To witness spectacles of pain: The hypermorality of Georges Bataille
College Literature, Winter 1999 by Itzkowitz, Kenneth
To help emphasize just how offensive, there is a passage near the beginning of Death and Sensuality depicting the spectacle of primitive ritual human sacrifice, the communal production of a wasteful expenditure witnessed in common. Bataille uses the word "sacred" to describe the experience of the witnesses, underlining just how fundamental and revelatory to us he thinks such events were. Disturbing as it must be to us, he holds that the event of the spectacle of ritual sacrifice has power of conveying a profound meaning, This sacredness is the revelation of continuity through the death of a discontinuous being to those who watch it as a solemn rite. A violent death disrupts the creature's discontinuity; what remains, what the tense onlookers experience in the succeeding silence, is the continuity of all existence with which the victim is now one.
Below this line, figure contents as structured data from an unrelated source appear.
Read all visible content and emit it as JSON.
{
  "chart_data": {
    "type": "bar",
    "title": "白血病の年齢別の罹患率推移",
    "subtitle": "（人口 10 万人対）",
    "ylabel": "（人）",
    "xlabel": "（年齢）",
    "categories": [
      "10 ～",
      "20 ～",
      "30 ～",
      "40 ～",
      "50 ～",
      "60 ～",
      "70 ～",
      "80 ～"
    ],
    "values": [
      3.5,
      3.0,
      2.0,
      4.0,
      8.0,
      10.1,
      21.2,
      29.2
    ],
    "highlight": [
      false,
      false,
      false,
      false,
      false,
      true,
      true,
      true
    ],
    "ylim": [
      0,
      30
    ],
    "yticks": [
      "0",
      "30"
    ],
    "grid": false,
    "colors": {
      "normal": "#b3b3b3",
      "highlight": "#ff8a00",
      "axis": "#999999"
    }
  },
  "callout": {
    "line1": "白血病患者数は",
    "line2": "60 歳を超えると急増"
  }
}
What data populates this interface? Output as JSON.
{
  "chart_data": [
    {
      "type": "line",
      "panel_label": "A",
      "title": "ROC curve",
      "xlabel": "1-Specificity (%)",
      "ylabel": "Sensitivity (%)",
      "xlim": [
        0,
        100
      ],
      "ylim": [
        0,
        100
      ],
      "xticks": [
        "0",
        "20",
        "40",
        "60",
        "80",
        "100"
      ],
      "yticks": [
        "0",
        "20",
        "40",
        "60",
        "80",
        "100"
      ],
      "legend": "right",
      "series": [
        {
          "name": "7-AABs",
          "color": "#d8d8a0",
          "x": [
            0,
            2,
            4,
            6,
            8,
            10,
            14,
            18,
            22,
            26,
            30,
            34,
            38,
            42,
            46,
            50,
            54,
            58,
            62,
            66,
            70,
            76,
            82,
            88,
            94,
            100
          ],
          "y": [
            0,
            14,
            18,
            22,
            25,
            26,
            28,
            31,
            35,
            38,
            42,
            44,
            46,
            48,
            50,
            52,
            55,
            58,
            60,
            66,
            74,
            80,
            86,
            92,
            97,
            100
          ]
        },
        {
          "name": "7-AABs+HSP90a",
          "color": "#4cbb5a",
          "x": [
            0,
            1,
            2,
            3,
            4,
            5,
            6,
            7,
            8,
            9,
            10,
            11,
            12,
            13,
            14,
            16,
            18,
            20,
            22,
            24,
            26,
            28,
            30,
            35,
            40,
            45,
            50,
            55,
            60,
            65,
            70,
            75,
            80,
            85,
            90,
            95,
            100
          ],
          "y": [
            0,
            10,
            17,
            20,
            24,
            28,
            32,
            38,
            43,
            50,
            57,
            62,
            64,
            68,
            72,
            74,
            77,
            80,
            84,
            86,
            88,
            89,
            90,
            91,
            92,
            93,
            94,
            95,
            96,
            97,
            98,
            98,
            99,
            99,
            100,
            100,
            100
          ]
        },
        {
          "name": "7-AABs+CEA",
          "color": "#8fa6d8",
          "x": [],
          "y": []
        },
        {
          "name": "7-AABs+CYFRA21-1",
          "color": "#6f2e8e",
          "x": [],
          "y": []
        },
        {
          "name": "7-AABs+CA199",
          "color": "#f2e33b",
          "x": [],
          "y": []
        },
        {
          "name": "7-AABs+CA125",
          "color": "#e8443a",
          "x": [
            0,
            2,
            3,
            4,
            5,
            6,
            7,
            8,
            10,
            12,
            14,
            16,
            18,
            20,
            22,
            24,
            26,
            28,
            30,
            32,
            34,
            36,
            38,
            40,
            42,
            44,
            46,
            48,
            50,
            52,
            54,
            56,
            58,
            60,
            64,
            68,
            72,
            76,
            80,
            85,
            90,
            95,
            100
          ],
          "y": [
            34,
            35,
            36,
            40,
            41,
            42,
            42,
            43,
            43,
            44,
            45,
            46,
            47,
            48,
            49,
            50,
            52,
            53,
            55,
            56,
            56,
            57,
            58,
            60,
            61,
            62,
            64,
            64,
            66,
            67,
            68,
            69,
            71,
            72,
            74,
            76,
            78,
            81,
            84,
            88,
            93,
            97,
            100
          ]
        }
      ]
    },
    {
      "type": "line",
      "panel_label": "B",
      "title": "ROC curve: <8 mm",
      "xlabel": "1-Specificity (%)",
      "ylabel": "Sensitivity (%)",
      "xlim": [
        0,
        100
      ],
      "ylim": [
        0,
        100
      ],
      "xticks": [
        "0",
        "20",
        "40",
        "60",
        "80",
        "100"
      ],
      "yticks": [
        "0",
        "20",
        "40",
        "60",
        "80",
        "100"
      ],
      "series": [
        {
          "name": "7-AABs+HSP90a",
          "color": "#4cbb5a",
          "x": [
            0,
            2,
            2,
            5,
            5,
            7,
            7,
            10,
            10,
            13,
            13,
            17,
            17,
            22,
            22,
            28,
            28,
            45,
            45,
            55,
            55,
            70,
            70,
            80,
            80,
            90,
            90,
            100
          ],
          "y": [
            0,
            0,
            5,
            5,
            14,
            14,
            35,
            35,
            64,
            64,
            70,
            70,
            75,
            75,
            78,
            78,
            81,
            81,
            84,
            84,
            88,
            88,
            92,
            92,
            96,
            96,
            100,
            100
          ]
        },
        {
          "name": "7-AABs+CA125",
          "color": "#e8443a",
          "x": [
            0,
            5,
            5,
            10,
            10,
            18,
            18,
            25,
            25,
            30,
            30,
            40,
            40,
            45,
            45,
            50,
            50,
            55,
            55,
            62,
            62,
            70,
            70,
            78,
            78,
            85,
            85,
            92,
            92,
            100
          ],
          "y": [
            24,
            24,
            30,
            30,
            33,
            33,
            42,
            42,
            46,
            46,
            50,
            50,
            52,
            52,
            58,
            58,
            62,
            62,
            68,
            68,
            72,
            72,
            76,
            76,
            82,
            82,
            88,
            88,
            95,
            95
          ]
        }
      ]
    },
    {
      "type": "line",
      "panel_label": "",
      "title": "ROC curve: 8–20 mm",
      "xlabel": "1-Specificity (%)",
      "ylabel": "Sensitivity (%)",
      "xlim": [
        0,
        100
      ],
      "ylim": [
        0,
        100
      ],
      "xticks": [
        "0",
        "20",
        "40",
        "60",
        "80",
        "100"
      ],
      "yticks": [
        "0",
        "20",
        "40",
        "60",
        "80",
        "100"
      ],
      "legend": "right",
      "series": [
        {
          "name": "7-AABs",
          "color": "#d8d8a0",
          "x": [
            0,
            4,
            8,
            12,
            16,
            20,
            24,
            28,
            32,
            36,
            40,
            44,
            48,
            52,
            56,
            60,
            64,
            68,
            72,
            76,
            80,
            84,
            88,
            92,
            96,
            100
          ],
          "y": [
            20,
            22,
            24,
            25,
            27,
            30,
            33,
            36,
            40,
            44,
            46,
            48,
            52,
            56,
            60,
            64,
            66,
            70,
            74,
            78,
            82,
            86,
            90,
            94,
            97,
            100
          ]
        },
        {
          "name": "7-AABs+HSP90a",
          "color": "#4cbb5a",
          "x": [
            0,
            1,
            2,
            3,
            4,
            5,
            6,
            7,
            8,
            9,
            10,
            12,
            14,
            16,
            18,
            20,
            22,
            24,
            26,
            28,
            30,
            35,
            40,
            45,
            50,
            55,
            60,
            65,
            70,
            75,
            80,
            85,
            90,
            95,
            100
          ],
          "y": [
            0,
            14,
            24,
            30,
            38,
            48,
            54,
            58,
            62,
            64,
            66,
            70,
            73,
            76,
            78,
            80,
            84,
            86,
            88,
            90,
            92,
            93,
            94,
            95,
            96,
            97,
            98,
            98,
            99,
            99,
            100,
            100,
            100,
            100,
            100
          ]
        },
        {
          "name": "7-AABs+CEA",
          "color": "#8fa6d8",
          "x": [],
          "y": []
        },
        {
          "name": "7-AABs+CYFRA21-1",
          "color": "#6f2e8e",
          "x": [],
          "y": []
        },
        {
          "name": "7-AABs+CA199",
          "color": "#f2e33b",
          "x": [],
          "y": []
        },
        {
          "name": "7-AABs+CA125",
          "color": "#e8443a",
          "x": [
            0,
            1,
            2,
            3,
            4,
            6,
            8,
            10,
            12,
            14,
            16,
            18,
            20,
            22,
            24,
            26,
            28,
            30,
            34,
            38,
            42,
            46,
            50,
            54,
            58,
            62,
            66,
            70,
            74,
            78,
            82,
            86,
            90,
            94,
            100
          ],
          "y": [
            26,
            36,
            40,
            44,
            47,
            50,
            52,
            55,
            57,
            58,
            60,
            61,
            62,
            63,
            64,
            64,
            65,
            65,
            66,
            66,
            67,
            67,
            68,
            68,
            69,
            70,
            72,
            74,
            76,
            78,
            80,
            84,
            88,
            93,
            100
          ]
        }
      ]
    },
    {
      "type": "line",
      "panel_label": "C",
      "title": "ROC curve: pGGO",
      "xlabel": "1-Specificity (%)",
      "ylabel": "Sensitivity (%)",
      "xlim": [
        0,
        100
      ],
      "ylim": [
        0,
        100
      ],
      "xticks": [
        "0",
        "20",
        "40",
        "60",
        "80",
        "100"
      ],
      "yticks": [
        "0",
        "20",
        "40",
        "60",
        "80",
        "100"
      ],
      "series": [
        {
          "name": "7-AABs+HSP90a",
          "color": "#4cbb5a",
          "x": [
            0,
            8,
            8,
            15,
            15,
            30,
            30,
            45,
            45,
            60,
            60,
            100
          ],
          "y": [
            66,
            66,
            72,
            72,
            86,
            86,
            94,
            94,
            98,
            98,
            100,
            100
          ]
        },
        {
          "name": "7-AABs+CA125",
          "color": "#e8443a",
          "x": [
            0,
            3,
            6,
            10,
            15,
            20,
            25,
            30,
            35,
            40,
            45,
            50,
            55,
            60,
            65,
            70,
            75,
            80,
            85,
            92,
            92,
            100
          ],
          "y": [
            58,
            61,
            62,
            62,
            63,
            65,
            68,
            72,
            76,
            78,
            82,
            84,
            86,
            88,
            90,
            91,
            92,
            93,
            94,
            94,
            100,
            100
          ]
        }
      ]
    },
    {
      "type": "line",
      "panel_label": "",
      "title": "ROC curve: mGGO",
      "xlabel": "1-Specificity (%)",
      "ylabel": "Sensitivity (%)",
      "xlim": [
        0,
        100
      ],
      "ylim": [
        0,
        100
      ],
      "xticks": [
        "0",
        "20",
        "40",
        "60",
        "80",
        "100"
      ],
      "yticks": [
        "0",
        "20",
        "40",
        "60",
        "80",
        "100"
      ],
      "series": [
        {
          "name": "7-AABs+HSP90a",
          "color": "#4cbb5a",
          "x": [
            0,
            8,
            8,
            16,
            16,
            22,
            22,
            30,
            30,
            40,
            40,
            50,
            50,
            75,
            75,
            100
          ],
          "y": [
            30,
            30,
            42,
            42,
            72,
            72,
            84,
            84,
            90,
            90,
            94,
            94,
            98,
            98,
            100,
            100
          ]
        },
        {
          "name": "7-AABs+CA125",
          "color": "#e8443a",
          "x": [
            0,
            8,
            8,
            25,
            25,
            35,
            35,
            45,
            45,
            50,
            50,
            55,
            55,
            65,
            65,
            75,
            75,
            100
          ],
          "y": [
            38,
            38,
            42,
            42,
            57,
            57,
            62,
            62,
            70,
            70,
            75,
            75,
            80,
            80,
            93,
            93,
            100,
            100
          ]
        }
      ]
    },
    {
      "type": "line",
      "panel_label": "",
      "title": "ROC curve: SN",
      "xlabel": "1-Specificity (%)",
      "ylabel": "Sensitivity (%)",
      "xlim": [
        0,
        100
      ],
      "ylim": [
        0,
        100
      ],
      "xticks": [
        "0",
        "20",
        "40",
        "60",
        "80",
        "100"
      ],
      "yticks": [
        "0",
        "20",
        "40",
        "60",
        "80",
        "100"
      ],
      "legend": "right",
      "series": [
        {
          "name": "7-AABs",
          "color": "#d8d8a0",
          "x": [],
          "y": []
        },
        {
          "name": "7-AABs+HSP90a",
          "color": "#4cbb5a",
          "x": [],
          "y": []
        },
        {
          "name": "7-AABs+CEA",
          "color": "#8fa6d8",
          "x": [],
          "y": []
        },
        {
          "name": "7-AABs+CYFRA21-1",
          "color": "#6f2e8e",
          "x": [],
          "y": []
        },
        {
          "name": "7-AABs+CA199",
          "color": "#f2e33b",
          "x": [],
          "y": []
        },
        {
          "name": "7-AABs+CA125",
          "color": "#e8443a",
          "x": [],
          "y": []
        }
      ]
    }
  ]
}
Only a spectacular killing, carried out as the solemn and collective nature of religion dictates, has the power to reveal what normally escapes notice. (Bataille 1962, 16)
It is a disturbing thought that only a spectacular killing, that only events of this kind, can satisfy the human desire for the experience of sacred meaning. Along with a fear of our own immoral excess comes the question of whether hypermorality invites unleashing this destructive excess. Would Bataille like to see us unleashed, perhaps in the style of Charles Manson, to produce our own spectacles of ritual sacrifice?
Certainly Bataille describes irrational violence as having an undeniable meaning, one that is revelatory of the sacred continuity alluded to in the previous citation. Soon after that citation he similarly asserts that we seek "the power to look death in the face and to perceive in death the pathway into unknowable and incomprehensible continuity" (1962, 18). Where do we find this power? We find it in transformative experiences akin to the sacrifice described above.
In other words, to acquire the power to know the unknowable, the production of transformative violence is the key. In the name of this power, the production of violence is not an accident but a goal. This production is the key to the transformative experiences that give our lives a sense of intensity, depth, and meaning. Hence, we always have ample motive to seek such experiences, to seek to bear witness to transformative violence. Given such ample motive, violence and spectacles of such violence will be produced. Moreover, no morality will ever be able to put an end to these productions. No morality has the power to stop the persistence of the sacred violence in our lives, since this violence is the only key we have to the experience of the miraculous, of the sacred.
As for Charles Manson, Bataille would certainly try to understand Manson's and our own violence in this context of the sacred, of our need for depth and meaning. The production of transformative violence is fundamental to our being, whether we are conscious of it in this way or not. He, then, would not regard Manson's production as an anomaly, as unlike what he himself would be driven to produce.